Molti lo considerano un attacco frontale a Google e Bing quello operato da OpenAI che qualche giorno fa ha reso accessibile a tutti il motore di ricerca di ChatGPT.
ChatGPT search is now available to everyone on https://t.co/nYW5KO1aIg — no sign up required. pic.twitter.com/VElT7cxxjZ
— OpenAI (@OpenAI) February 5, 2025
Ora infatti basta collegarsi al sito ufficiale e fare clic o tap sull’icona del mondo per effettuare la propria ricerca, proprio come se stessimo googlando qualcosa. Con la differenza, però, che ChatGPT non fornirà una serie di risultati come Google, ma direttamente una risposta testuale.
La funzionalità, che inizialmente era stata lanciata per gli abbonati premium a ottobre scorso e successivamente estesa a tutti gli utenti registrati a dicembre, permette ora a chiunque di interrogare il sistema ricevendo risposte basate su informazioni provenienti dal web.
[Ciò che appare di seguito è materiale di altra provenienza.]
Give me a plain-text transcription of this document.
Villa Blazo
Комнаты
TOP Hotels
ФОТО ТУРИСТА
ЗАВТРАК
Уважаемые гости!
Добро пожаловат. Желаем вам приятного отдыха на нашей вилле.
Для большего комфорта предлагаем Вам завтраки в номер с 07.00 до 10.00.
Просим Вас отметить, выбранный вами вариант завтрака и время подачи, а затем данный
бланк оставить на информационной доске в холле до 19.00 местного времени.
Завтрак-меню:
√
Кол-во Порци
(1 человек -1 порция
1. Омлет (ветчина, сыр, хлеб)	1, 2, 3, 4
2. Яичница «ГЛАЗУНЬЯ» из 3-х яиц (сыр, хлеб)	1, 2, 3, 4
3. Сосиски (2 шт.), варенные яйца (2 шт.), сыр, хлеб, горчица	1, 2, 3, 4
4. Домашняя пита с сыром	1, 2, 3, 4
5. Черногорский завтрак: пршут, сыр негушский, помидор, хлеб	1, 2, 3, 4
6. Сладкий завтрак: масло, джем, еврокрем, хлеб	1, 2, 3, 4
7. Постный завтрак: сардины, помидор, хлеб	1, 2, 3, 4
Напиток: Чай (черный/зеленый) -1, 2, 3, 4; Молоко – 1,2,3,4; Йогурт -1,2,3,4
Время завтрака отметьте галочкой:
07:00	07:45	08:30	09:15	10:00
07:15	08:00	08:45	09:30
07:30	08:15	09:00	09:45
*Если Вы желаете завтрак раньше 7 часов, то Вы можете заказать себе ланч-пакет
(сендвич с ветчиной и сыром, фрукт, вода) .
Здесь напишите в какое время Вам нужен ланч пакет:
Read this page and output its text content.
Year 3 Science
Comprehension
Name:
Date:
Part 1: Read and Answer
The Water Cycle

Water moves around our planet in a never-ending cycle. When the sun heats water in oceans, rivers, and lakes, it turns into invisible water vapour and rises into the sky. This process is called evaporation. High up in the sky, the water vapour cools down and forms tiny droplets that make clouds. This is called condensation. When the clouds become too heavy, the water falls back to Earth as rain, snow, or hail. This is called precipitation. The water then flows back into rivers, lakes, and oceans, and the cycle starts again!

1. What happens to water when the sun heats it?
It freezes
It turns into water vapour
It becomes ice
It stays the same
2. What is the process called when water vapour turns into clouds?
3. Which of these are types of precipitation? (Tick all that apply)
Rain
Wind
L’interazione che avviene, a differenza dei motori di ricerca usuali, è simile a quella del chatbot AI. Il linguaggio è naturale e il testo è infatti organizzato e formattato, con i concetti più importanti divisi per punti. Ovviamente, ogni query può essere poi approfondita con ulteriori domande o richieste.
Con riguardo alla riposta fornita, OpenAI garantisce la massima trasparenza. Alla fine della risposta, infatti, sono riportate anche le fonti utilizzate per elaborare la risposta, permettendo all’utente di verificare l’origine delle informazioni.